Growing interest in the rural LGBT experience underscores the need for a visible, dedicated, centrally located LGBT Western American archive.
"The LBGT communities are under-documented in many established national archives and historical repositories, but particularly in collections dedicated to the history and culture of the American West,” says Greene, who is a Distinguished Fellow of the Society of American Archivists. “An archive of this kind is long past due. The AHC is proud to be committed to this effort.”
The AHC ranks among the largest and busiest non-governmental repositories in the United States. In 2010, the AHC was recognized as one of the nation’s premier archives when it received the Society of American Archivists’ Distinguished Service Award. The AHC currently houses 75,000 cubic feet of materials, with 15,000 cubic feet remaining to welcome new collections. Thus, with ample storage space, an experience, dedicated, and nationally recognized staff stands ready to accommodate substantial LGBT holdings.
Rural Montana-born Gregory Hinton recently drove from Los Angeles through the Rockies in blizzard conditions to hand deliver his personal and professional papers to the AHC.
"Too many LGBT men and women evacuate our rural western backgrounds seeking community, companionship, and safety in the bit city,” Hinton says. “Happily, not everybody leaves. And more and more of us return. Thanks to the AHC, our stories are welcome in Wyoming.”
A distinguished advisory board of respected western scholars, artists, and activists is being assembled, including W. James Burn, director, University of Arizona Museum of Art; Wyoming State Representative and UW faculty member Cathy Connolly; Rebecca Scofield, Ph.D. candidate, American Studies, Harvard University; and civil rights attorney Roberta Zenker, author of TransMontana.
"Out West dispels the myth that LGBT history (and communities) are bi-coastal,” says Burns, recent chair of the LGBTQ Alliance of the American Alliance of Museums. “Rural western LGBT populations are thriving and make significant contributions to the communities in which they live.”
A call will soon be put out for significant regional collections of organizational records and personal papers consisting of a wide variety of materials, from emails and correspondence to speeches and manuscripts.

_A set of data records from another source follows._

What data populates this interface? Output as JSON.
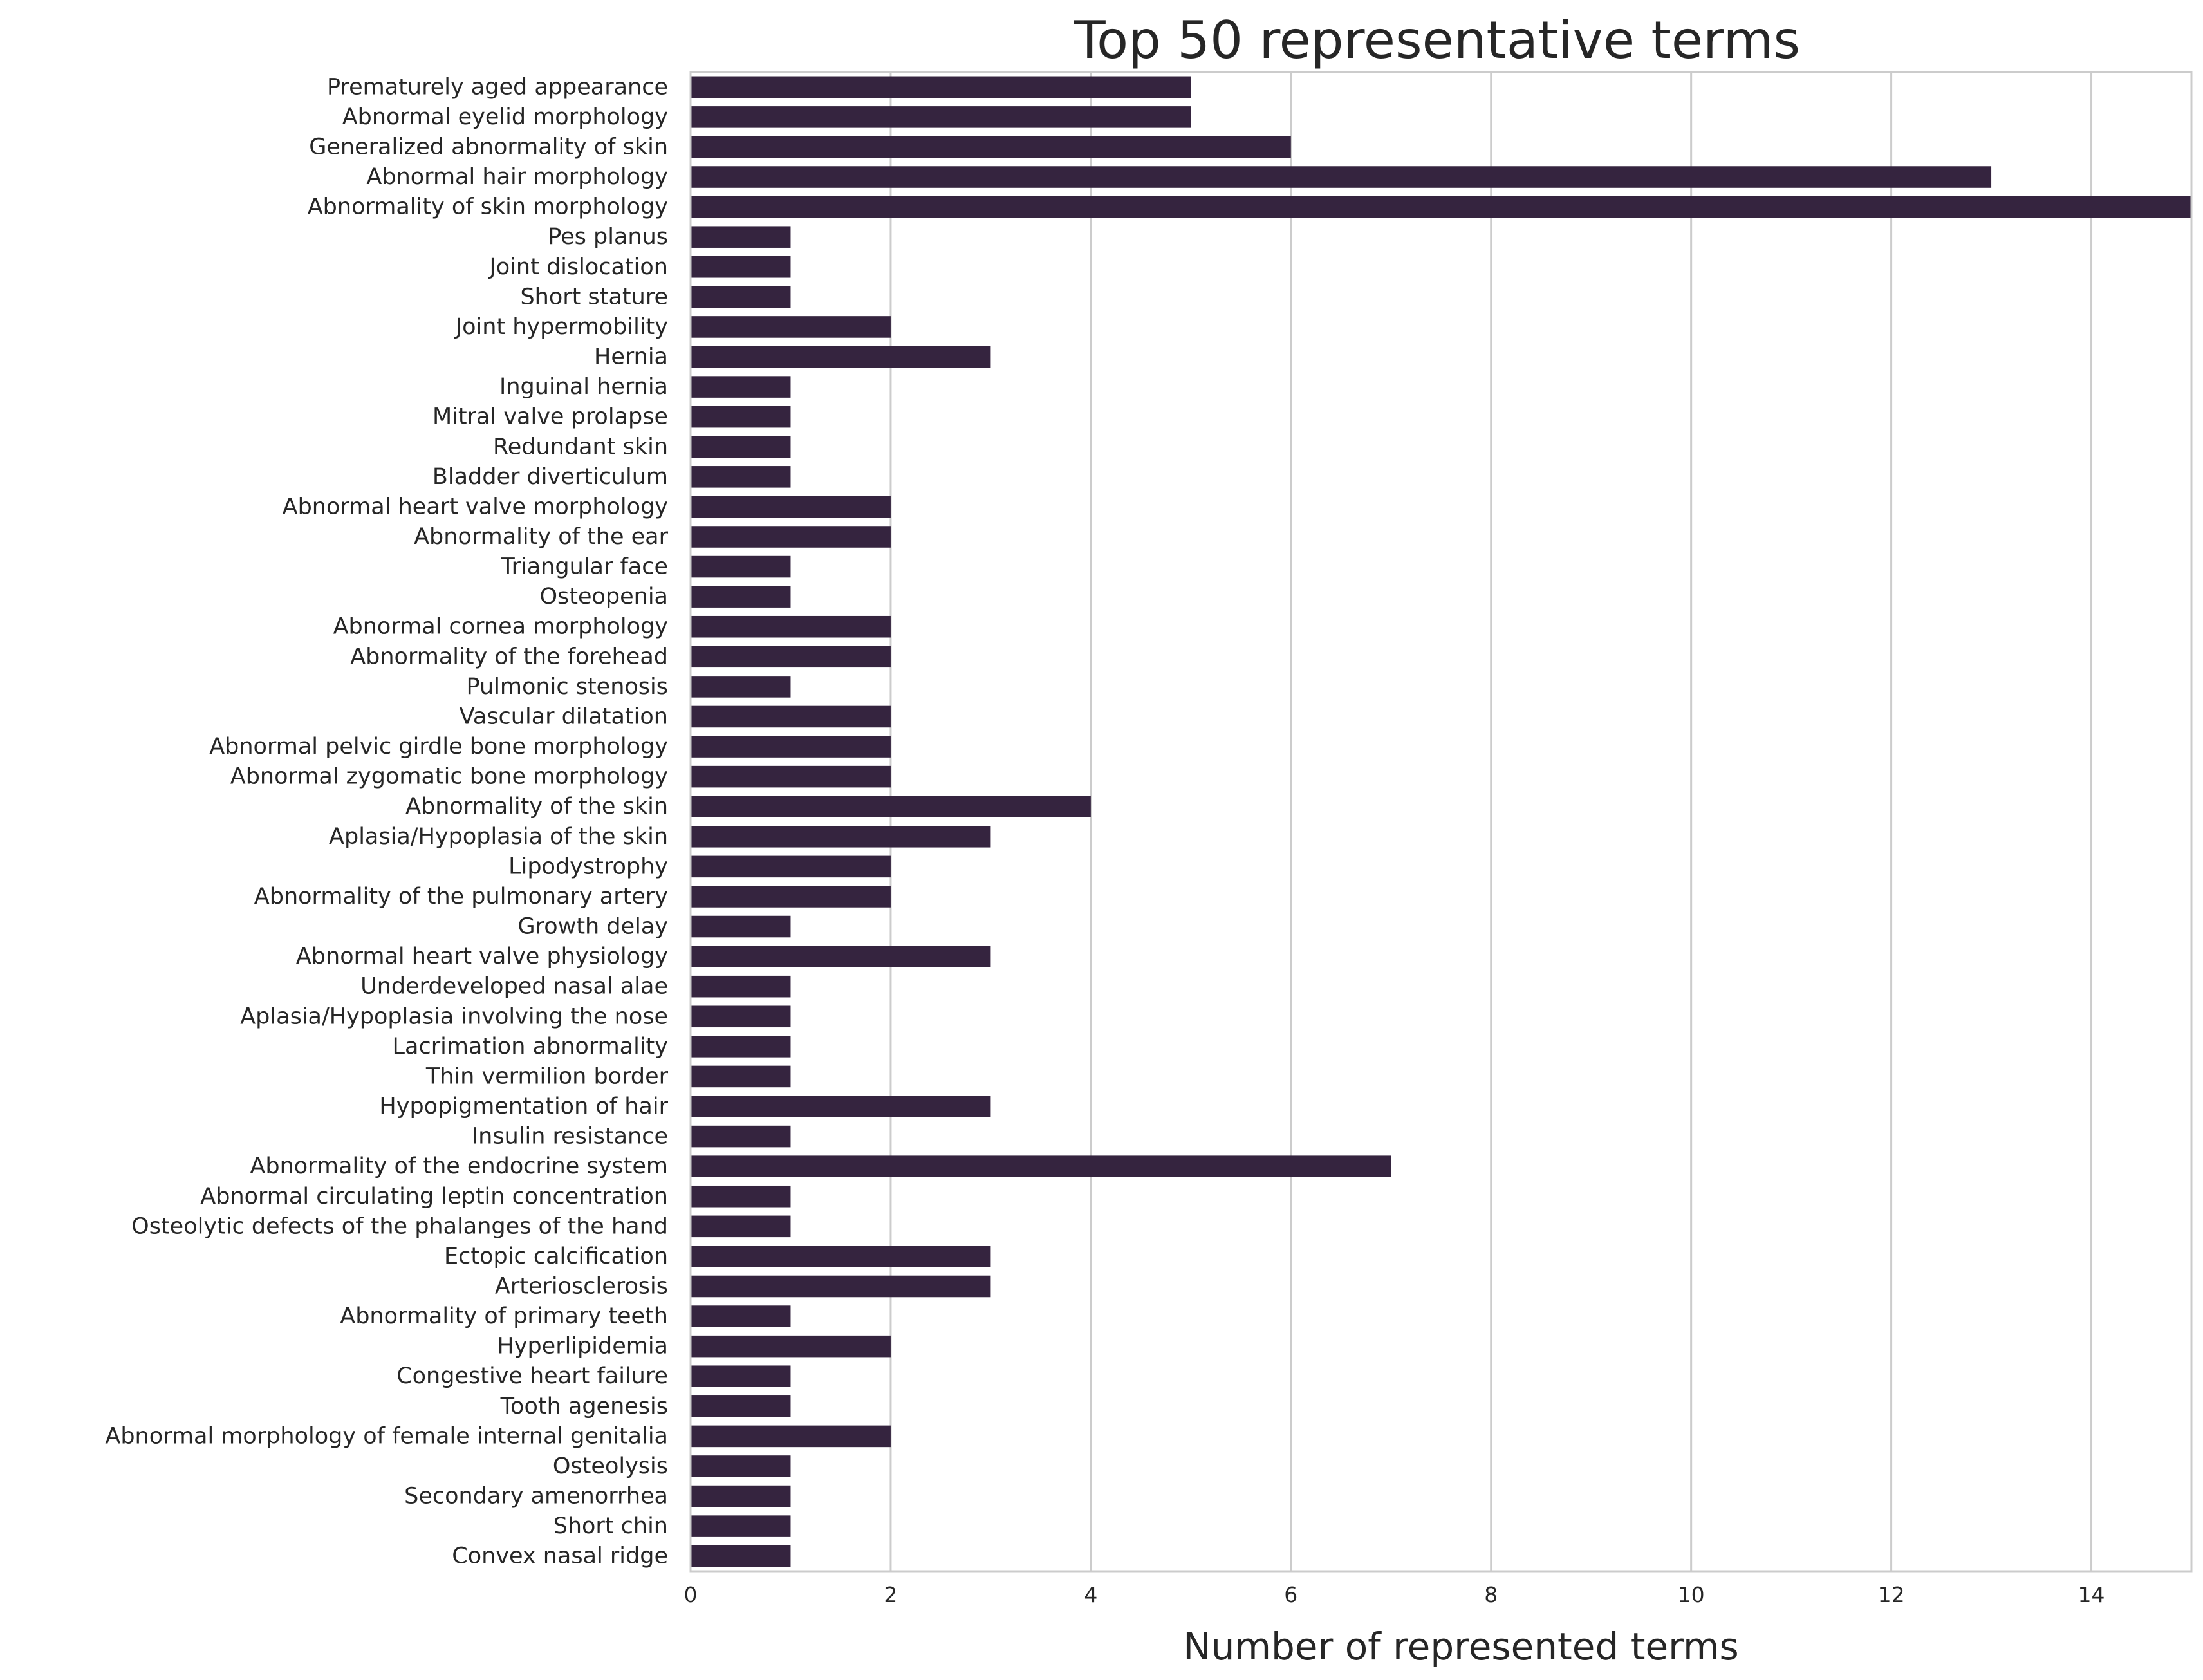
{
  "chart_data": {
    "type": "bar",
    "orientation": "horizontal",
    "title": "Top 50 representative terms",
    "xlabel": "Number of represented terms",
    "ylabel": "",
    "xlim": [
      0,
      15
    ],
    "xticks": [
      0,
      2,
      4,
      6,
      8,
      10,
      12,
      14
    ],
    "grid": "vertical",
    "bar_color": "#35243f",
    "categories": [
      "Prematurely aged appearance",
      "Abnormal eyelid morphology",
      "Generalized abnormality of skin",
      "Abnormal hair morphology",
      "Abnormality of skin morphology",
      "Pes planus",
      "Joint dislocation",
      "Short stature",
      "Joint hypermobility",
      "Hernia",
      "Inguinal hernia",
      "Mitral valve prolapse",
      "Redundant skin",
      "Bladder diverticulum",
      "Abnormal heart valve morphology",
      "Abnormality of the ear",
      "Triangular face",
      "Osteopenia",
      "Abnormal cornea morphology",
      "Abnormality of the forehead",
      "Pulmonic stenosis",
      "Vascular dilatation",
      "Abnormal pelvic girdle bone morphology",
      "Abnormal zygomatic bone morphology",
      "Abnormality of the skin",
      "Aplasia/Hypoplasia of the skin",
      "Lipodystrophy",
      "Abnormality of the pulmonary artery",
      "Growth delay",
      "Abnormal heart valve physiology",
      "Underdeveloped nasal alae",
      "Aplasia/Hypoplasia involving the nose",
      "Lacrimation abnormality",
      "Thin vermilion border",
      "Hypopigmentation of hair",
      "Insulin resistance",
      "Abnormality of the endocrine system",
      "Abnormal circulating leptin concentration",
      "Osteolytic defects of the phalanges of the hand",
      "Ectopic calcification",
      "Arteriosclerosis",
      "Abnormality of primary teeth",
      "Hyperlipidemia",
      "Congestive heart failure",
      "Tooth agenesis",
      "Abnormal morphology of female internal genitalia",
      "Osteolysis",
      "Secondary amenorrhea",
      "Short chin",
      "Convex nasal ridge"
    ],
    "values": [
      5,
      5,
      6,
      13,
      15,
      1,
      1,
      1,
      2,
      3,
      1,
      1,
      1,
      1,
      2,
      2,
      1,
      1,
      2,
      2,
      1,
      2,
      2,
      2,
      4,
      3,
      2,
      2,
      1,
      3,
      1,
      1,
      1,
      1,
      3,
      1,
      7,
      1,
      1,
      3,
      3,
      1,
      2,
      1,
      1,
      2,
      1,
      1,
      1,
      1
    ]
  }
}
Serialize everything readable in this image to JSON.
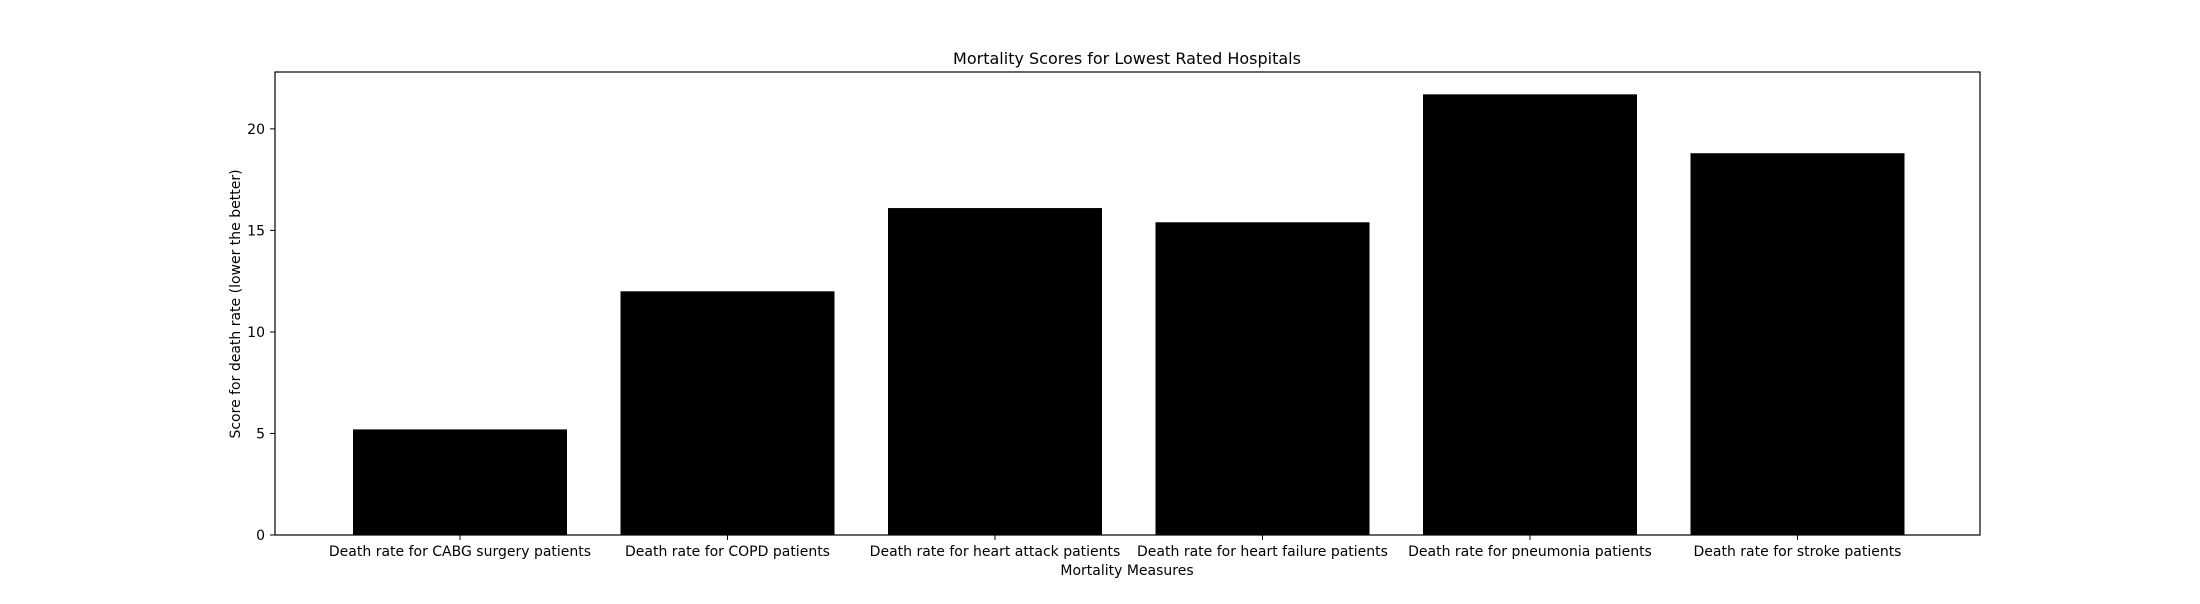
{
  "chart_data": {
    "type": "bar",
    "title": "Mortality Scores for Lowest Rated Hospitals",
    "xlabel": "Mortality Measures",
    "ylabel": "Score for death rate (lower the better)",
    "categories": [
      "Death rate for CABG surgery patients",
      "Death rate for COPD patients",
      "Death rate for heart attack patients",
      "Death rate for heart failure patients",
      "Death rate for pneumonia patients",
      "Death rate for stroke patients"
    ],
    "values": [
      5.2,
      12.0,
      16.1,
      15.4,
      21.7,
      18.8
    ],
    "ylim": [
      0,
      22.8
    ],
    "yticks": [
      0,
      5,
      10,
      15,
      20
    ],
    "ytick_labels": [
      "0",
      "5",
      "10",
      "15",
      "20"
    ],
    "bar_color": "#000000",
    "grid": false
  }
}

“Everything from scrapbooks and photo albums to press clippings and marketing/promotional material; from digital and analog photos to diaries and blog entries; from professional contracts and grants to minutes and annual reports,” says Rick Ewig, also recent president of the Wyoming State Historical Society and editor of Annals of Wyoming.
Seeking to immerse themselves in the vast landscape of the rural American West, scholars and historians from all over the world visit the AHC every year. The AHC is UW’s repository of manuscript collections, rare books, and university archives.